Skip to contents

Creates a criterion that optimizes a multi-label one-versus-all loss based on max-entropy, between input \(x\) and target \(y\) of size \((N, C)\).

Usage

nn_multilabel_soft_margin_loss(weight = NULL, reduction = "mean")

Arguments

weight

(Tensor, optional): a manual rescaling weight given to each class.

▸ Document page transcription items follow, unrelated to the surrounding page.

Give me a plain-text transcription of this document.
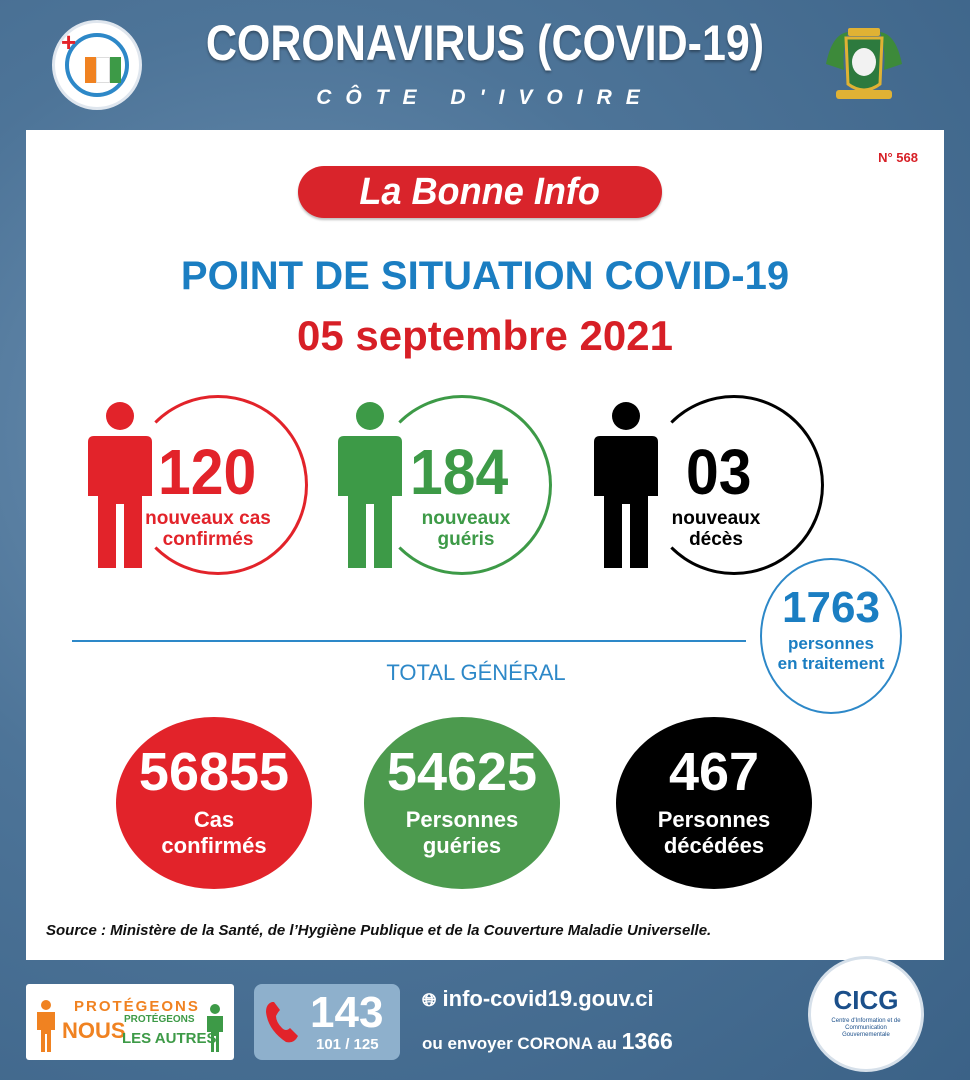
+	CORONAVIRUS (COVID-19)
CÔTE D'IVOIRE
N° 568
La Bonne Info
POINT DE SITUATION COVID-19
05 septembre 2021
120
nouveaux cas
confirmés
184
nouveaux
guéris
03
nouveaux
décès
1763
personnes
en traitement
TOTAL GÉNÉRAL
56855
Cas
confirmés
54625
Personnes
guéries
467
Personnes
décédées
Source : Ministère de la Santé, de l’Hygiène Publique et de la Couverture Maladie Universelle.
PROTÉGEONS
NOUS
PROTÉGEONS
LES AUTRES
143
101 / 125
🌐︎ info-covid19.gouv.ci
ou envoyer CORONA au 1366
CICG
Centre d'Information et de Communication Gouvernementale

If given, it has to be a Tensor of size C. Otherwise, it is treated as if having all ones.

reduction

(string, optional): Specifies the reduction to apply to the output: 'none' | 'mean' | 'sum'. 'none': no reduction will be applied, 'mean': the sum of the output will be divided by the number of elements in the output, 'sum': the output will be summed.

Details

For each sample in the minibatch:

$$ loss(x, y) = - \frac{1}{C} * \sum_i y[i] * \log((1 + \exp(-x[i]))^{-1}) + (1-y[i]) * \log\left(\frac{\exp(-x[i])}{(1 + \exp(-x[i]))}\right) $$

where \(i \in \left\{0, \; \cdots , \; \mbox{x.nElement}() - 1\right\}\), \(y[i] \in \left\{0, \; 1\right\}\).

Shape

  • Input: \((N, C)\) where N is the batch size and C is the number of classes.

  • Target: \((N, C)\), label targets padded by -1 ensuring same shape as the input.

  • Output: scalar. If reduction is 'none', then \((N)\).